開発した「LEE Flash-G2」を用いたフラッシュ混載LSIのレイアウトイメージ (クリックで拡大) 出典:フローディア

 そして、唯一、高圧MOSが必要な、メモリゲートに印加する高圧電源部を分離、集中管理すれば、メモリセル自体は、ロジックに隣接して配置することが可能になる。すなわち、設計者は、フラッシュメモリがほしいところに、配置できるようになるのだ。

 「SRAMに限りなく、似た構造であり、長く蓄積されてきたSRAMの設計技術が応用できる。面積次第だが、高速化するということも設計者側で選択できるようになる。フラッシュを混載するための、特殊なスキルは全く必要ない」(同社社長 奥山幸祐氏)という。

現実的な不揮発RAM


奥山幸祐氏

 当然ながら、ロジックだけでなく、コア電圧で動作するSRAMとも隣接配置できる。このことは、SRAMとフラッシュメモリを組み合わせた“不揮発性RAM”が実現できることを意味する。「MRAMなど新素材を用いた不揮発性RAMの開発が進められているが、SRAMとLEE Flash-G2の不揮発RAMは、既存技術で構築でき、より現実的な解だと考えている」(奥山氏)とする。
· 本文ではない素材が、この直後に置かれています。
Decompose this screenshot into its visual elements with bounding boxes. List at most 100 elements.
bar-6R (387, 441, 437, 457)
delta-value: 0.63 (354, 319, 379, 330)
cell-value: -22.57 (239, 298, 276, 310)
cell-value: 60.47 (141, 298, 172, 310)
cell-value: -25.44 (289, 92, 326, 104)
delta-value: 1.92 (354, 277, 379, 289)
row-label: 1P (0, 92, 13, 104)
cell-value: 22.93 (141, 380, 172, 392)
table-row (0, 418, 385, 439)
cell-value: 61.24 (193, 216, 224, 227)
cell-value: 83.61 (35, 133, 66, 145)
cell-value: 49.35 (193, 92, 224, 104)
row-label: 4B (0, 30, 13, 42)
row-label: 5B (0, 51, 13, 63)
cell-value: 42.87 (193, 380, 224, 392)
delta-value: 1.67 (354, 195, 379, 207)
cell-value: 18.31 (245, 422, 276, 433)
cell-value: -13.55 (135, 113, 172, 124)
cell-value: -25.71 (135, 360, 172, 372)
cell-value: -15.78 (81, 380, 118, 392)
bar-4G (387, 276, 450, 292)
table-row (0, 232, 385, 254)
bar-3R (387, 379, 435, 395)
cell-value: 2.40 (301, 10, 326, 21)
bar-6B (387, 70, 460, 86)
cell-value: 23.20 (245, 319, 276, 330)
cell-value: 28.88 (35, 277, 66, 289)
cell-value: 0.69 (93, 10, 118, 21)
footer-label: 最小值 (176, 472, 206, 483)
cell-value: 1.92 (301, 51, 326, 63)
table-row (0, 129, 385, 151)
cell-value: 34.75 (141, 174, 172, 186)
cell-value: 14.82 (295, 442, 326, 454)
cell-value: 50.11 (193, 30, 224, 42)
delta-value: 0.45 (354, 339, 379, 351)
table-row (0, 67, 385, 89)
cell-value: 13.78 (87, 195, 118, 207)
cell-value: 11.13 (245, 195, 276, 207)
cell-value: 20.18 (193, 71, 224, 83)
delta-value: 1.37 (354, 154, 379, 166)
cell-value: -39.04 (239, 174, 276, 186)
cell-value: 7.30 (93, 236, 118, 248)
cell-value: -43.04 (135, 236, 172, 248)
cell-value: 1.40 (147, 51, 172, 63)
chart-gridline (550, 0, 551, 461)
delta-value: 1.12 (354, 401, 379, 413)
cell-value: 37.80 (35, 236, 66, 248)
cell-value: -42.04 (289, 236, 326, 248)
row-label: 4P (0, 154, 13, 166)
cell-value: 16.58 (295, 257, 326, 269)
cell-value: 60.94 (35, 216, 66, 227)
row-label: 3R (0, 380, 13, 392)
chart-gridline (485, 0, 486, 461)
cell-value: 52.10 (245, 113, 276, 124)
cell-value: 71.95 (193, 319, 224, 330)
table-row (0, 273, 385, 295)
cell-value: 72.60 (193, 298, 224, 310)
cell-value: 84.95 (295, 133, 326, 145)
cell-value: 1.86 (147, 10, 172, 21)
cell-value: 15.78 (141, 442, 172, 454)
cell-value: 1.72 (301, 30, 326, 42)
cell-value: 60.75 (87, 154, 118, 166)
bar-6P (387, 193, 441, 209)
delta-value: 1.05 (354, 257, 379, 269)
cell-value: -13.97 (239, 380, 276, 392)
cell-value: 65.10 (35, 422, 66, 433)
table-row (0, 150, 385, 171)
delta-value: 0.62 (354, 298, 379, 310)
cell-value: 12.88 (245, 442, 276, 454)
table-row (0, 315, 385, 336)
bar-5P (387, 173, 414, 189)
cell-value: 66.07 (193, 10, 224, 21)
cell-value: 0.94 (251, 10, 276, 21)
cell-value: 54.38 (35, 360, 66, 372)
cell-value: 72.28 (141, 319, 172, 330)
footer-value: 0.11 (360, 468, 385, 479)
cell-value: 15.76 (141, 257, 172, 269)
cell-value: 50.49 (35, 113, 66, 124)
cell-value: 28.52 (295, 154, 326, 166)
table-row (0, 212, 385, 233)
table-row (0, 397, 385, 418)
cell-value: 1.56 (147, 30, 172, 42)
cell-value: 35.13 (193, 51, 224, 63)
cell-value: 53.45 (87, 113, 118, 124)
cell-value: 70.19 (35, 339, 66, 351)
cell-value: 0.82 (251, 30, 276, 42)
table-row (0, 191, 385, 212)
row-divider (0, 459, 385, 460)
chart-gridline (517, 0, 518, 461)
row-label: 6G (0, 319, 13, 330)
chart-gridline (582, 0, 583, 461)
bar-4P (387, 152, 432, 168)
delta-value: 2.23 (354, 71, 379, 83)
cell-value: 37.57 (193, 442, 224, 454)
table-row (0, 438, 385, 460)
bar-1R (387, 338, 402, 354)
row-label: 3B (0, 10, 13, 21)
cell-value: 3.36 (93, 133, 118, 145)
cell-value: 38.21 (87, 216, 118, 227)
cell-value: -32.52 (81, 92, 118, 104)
「LEE Flash-G2」を用いた不揮発SRAMのイメージ(右) (クリックで拡大) 出典:フローディア

 従来のFNトンネル方式のSONOS型チャージトラップフラッシュよりもメモリセル構造は複雑になるが、「従来の1ゲート1トランジスタ構造の同メモリに、1枚マスクを追加するだけで、3ゲート1トランジスタ構造にできる。通常のCMOSプロセスに対してのマスク追加数は3〜4枚だけ」(奥山氏)とする。